GUITAR JAM TRACKS, BLUES JAM TRACKS, ROCK JAM TRACKS, FUSION JAM TRACKS, JAZZ JAM TRACKS, MP3 DOWNLOADS FROM JAMTRACKCENTRAL.COM



> This is a VERY special product! Guthrie Govan's debut album 'Erotic Cakes' is one of the most celebrated guitar albums of the past decade and features some of the finest musicianship and compositional skills we've ever heard. Our special 'Fives' package is still
> one of our most popular products, so we've worked together with Guthrie to create this... the complete set of Erotic Cakes backing tracks!
> These are not backing tracks that we've recreated. This is the real thing... Guthrie's studio recordings, but with the lead guitar parts
> removed. Included is a set of "Real Book" style transcriptions of all the composed parts, along with advice on what scales to
> ...



Pretty cool that it's the real deal recordings and he's taken a lot of time on the transcription book. I have a similar book for Alien Love Secrets and it's such a cool way to get into the playing on that album.

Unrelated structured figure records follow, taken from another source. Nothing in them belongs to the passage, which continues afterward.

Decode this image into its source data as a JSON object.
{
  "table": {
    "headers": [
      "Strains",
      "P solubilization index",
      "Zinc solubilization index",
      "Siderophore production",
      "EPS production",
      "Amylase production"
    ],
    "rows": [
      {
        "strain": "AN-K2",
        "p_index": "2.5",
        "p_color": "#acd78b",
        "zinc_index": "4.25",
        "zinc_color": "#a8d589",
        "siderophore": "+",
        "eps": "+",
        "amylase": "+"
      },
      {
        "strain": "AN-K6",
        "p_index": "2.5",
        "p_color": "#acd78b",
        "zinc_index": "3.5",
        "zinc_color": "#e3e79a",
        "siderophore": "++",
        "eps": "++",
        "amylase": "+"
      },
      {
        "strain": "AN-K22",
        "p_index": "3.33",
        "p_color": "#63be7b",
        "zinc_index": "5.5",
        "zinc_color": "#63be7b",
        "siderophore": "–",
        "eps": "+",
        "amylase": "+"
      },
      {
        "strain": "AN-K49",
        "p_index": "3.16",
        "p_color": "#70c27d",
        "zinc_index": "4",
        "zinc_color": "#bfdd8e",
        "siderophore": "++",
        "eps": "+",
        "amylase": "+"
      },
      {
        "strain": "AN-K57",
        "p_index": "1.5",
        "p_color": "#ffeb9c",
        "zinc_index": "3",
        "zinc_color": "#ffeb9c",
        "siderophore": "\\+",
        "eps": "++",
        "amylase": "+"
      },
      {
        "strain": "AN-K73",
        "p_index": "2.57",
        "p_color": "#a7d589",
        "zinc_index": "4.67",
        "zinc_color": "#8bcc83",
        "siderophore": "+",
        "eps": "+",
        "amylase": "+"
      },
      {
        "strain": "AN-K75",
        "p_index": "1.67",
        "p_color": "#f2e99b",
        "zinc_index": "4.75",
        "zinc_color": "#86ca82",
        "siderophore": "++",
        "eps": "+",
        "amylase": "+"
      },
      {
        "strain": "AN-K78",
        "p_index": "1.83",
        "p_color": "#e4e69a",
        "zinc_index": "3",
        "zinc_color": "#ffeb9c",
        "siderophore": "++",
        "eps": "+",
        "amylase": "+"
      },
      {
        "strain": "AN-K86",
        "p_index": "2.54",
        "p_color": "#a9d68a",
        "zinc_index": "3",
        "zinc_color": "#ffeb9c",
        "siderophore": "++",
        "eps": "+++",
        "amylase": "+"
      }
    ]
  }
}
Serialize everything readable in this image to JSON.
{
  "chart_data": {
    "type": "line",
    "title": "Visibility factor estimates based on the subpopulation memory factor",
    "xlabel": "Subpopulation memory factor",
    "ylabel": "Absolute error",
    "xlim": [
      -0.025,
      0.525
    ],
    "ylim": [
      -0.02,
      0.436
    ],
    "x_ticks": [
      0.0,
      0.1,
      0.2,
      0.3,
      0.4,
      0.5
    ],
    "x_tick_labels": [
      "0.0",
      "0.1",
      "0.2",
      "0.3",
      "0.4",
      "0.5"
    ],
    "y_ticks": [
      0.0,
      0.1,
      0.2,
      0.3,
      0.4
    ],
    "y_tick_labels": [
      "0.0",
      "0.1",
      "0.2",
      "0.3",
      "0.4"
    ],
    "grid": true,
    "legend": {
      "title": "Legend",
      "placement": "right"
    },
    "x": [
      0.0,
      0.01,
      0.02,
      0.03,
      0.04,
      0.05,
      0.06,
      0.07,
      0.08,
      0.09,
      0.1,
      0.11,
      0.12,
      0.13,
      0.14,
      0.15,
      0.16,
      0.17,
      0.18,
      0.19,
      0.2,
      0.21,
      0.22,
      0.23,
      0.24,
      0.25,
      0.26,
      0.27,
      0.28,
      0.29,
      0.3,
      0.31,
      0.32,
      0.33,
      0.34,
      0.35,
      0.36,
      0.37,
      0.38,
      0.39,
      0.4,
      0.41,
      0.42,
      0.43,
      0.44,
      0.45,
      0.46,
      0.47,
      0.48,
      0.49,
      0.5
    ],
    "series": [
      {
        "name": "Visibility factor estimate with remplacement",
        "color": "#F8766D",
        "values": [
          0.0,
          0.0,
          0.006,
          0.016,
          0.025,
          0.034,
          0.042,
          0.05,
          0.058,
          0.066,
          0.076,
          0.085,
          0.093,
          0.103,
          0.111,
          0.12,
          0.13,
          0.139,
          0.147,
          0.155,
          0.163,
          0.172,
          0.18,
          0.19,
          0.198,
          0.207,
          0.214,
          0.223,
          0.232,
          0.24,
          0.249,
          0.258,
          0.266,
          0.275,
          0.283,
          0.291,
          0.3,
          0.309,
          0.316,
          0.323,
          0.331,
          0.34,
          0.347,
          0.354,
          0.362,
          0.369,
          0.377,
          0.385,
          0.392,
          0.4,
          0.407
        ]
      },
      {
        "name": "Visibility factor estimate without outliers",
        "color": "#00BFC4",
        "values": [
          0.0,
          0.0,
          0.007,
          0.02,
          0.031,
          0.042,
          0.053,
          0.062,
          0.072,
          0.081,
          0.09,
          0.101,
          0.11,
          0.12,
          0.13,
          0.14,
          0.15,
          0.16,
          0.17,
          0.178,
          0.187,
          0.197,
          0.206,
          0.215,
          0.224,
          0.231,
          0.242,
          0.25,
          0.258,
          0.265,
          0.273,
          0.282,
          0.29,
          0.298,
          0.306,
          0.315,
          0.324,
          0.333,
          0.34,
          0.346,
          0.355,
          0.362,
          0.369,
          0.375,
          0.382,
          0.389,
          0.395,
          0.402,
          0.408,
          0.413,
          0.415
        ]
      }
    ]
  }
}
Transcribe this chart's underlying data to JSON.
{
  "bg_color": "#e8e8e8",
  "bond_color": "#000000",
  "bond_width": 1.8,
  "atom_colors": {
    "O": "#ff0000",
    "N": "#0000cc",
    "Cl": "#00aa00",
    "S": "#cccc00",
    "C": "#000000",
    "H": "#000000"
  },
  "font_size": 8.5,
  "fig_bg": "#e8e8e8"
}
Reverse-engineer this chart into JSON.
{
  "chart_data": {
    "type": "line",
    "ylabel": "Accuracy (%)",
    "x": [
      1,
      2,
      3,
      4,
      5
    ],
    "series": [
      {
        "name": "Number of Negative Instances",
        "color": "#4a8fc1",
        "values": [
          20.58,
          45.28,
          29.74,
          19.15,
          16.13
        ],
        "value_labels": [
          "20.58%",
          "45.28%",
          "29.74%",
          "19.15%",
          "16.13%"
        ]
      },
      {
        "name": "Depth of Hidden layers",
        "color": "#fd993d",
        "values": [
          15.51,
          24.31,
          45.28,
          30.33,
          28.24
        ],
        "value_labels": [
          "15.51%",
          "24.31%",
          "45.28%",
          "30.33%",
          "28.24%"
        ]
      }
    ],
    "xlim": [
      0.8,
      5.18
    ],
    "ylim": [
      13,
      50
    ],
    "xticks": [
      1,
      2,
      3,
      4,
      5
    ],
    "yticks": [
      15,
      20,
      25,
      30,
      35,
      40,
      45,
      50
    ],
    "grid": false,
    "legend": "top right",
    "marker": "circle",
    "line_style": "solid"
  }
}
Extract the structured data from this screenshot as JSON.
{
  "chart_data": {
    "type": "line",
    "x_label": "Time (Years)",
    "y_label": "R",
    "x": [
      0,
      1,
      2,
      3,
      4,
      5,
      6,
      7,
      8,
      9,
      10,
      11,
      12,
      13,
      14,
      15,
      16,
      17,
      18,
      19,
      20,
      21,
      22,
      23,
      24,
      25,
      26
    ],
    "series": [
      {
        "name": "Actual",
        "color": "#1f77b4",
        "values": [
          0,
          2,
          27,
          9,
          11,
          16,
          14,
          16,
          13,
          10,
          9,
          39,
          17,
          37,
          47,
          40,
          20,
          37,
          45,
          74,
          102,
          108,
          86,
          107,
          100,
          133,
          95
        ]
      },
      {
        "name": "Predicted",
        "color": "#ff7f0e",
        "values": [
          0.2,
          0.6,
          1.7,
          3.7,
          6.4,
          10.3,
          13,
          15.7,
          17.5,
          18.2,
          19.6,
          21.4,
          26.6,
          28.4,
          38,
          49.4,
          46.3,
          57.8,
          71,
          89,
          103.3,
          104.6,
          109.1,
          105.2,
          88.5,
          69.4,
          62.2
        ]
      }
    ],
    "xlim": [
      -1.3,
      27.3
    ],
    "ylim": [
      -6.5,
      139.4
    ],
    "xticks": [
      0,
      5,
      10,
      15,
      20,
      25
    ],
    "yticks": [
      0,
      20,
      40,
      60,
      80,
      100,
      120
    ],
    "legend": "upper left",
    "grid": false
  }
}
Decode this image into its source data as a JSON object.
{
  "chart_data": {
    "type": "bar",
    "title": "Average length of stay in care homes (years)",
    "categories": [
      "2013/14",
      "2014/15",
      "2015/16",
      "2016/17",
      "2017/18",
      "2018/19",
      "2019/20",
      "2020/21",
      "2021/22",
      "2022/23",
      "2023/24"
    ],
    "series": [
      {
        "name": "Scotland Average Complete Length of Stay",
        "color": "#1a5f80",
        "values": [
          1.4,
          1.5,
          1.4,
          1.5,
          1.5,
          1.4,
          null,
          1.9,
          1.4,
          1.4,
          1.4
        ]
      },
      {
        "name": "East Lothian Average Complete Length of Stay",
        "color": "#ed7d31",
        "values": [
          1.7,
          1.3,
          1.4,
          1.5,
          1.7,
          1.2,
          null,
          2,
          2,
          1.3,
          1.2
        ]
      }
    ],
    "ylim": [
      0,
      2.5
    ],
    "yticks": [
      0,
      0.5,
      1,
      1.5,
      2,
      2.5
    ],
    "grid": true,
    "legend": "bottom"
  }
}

I know it seems like a lot of money in the US, but compare it to paying $25 for a tab anthology book with mistakes in it that doesn't come with any backings.


----------



## troyguitar (Jan 7, 2011)

That is really cool. I'd like to see more guys do something like this (I mean you, Jeff Loomis!).


----------



## Overtone (Jan 8, 2011)

I bought it yesterday. The quality of the tracks is incredible! The book shows you all the main themes and some of the thought out licks (say the chorus tapping idea in Sevens), and also has a brief description of modes to try over the various chords in each song. It's to the point, but still helpful. Anyway, it's quite fun, not least of all because there are enough chord changes to keep things interesting, but not so many that I lose my way.


----------



## KoenDercksen (Jan 10, 2011)

Got it as well, great stuff!


----------